Herdsmen Killings: Despite humanitarian concerns, Women group confident in Nigeria

A Nigerian nongovernmental organization, Women Without Walls Initiative (WWWI) says growing humanitarian concerns in the country owing to widespread displacements by suspected herdsmen are not enough evidences that the country is heading for collapse.

The organization which is largely concerned with issues affecting women and children is positive the country would come out stronger from its present sociopolitical challenges.

Speaking to MKB during its needs assessment of Internally Displaced Persons (IDPs) camps housing survivors of the recent herdsmen attacks in parts of Plateau, President of the organization, Pastor Mrs. Esther Ibanga said all that is needed is for the country's leadership to demonstrate the political will to rid the country of its challenges.

She therefore dismissed earlier claims by the World Bank President, Kim Yung that Africa's poor health outcomes were indicative of its unreadiness to compete in the fast becoming digitized society.

"I'm sure when the World Bank made those projections, they didn't know we were going to have herdsmen attacks leading to 200 deaths in Plateau and other states but as much as those facts might be correct, they cannot be true of us because we are a people of faith," she said.

Mrs. Ibanga had led a team of experts in humanitarian service from the organization to assess the needs eminent in camps with a view to mobilizing support.

Mrs. Ibanga who is the lead Pastor of JCMI Church in Jos however expressed "heartbreak" at the humanitarian difficulties created by the recent attacks in the state.

"I don't even know what to say I'm just heartbroken by what I have seen," she said soberly.

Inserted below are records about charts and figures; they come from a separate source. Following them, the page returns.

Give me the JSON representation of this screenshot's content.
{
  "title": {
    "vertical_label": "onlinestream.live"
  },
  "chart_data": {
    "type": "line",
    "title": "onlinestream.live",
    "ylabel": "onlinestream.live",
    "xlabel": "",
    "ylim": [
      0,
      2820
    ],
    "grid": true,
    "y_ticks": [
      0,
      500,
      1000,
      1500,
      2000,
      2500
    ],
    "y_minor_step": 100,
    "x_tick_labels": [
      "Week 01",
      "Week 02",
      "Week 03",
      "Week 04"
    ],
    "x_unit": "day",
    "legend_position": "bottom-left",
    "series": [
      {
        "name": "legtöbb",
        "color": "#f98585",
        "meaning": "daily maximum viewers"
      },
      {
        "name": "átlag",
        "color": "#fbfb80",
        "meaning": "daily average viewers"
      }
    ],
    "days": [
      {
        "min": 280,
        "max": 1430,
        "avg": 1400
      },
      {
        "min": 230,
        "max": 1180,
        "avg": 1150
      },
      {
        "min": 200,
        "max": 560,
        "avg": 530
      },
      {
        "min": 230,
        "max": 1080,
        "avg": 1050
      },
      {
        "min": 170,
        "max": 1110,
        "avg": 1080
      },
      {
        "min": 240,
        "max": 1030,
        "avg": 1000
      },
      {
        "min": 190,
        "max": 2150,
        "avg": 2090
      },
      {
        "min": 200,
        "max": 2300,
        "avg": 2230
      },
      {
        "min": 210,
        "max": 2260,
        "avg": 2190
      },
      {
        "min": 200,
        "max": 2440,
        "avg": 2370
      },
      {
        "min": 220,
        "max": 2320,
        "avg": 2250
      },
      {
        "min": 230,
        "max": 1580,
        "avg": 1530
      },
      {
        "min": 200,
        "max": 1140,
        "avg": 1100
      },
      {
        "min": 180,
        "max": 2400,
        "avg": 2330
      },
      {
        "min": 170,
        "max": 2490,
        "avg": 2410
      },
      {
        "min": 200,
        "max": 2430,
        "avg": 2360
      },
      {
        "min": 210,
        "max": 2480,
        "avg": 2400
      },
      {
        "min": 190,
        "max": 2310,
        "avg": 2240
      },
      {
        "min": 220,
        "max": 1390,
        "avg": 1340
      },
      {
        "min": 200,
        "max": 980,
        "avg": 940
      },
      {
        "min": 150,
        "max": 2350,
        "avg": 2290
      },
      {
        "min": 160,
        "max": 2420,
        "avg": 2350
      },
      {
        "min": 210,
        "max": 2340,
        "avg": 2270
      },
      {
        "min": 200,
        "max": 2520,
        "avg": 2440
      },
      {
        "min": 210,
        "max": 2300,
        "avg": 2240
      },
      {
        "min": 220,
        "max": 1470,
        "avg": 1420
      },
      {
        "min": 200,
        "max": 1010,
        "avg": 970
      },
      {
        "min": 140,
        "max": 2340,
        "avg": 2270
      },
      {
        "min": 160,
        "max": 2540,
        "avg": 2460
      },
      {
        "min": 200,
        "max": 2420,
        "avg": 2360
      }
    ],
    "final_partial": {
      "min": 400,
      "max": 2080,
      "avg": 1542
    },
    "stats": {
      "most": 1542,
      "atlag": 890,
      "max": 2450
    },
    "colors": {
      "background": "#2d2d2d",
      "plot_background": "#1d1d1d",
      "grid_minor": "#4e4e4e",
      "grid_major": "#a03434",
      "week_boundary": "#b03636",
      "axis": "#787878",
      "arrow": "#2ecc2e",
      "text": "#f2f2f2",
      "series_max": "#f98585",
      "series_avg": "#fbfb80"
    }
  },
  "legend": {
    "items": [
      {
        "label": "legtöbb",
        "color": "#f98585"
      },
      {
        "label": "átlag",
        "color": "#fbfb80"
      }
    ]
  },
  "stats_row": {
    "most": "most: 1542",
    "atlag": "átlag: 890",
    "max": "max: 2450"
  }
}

The WWWI leader described most of the camps as being faced with the worse medical needs aside food shortages, owing to poor water and sanitation facilities.

She therefore called the State and Local Governments to do more than just provision of relief materials to addressing other critical needs of the IDPs including safety and psychological needs.

Mrs. Ibanga particularly made a case for the relocation or renewal of tenure of a camp located within the School of Geosciences, Bukuru which she said is currently facing threats of being closed down.

"The school belongs to the Mining Corporations and we hear the IDPs have been given a deadline to relocate despite not having anywhere else to go," she cried out.

The Geosciences IDP camp according to official records houses about 1600 children, 909 women and 800 men, thought to be one of the biggest in the State capital.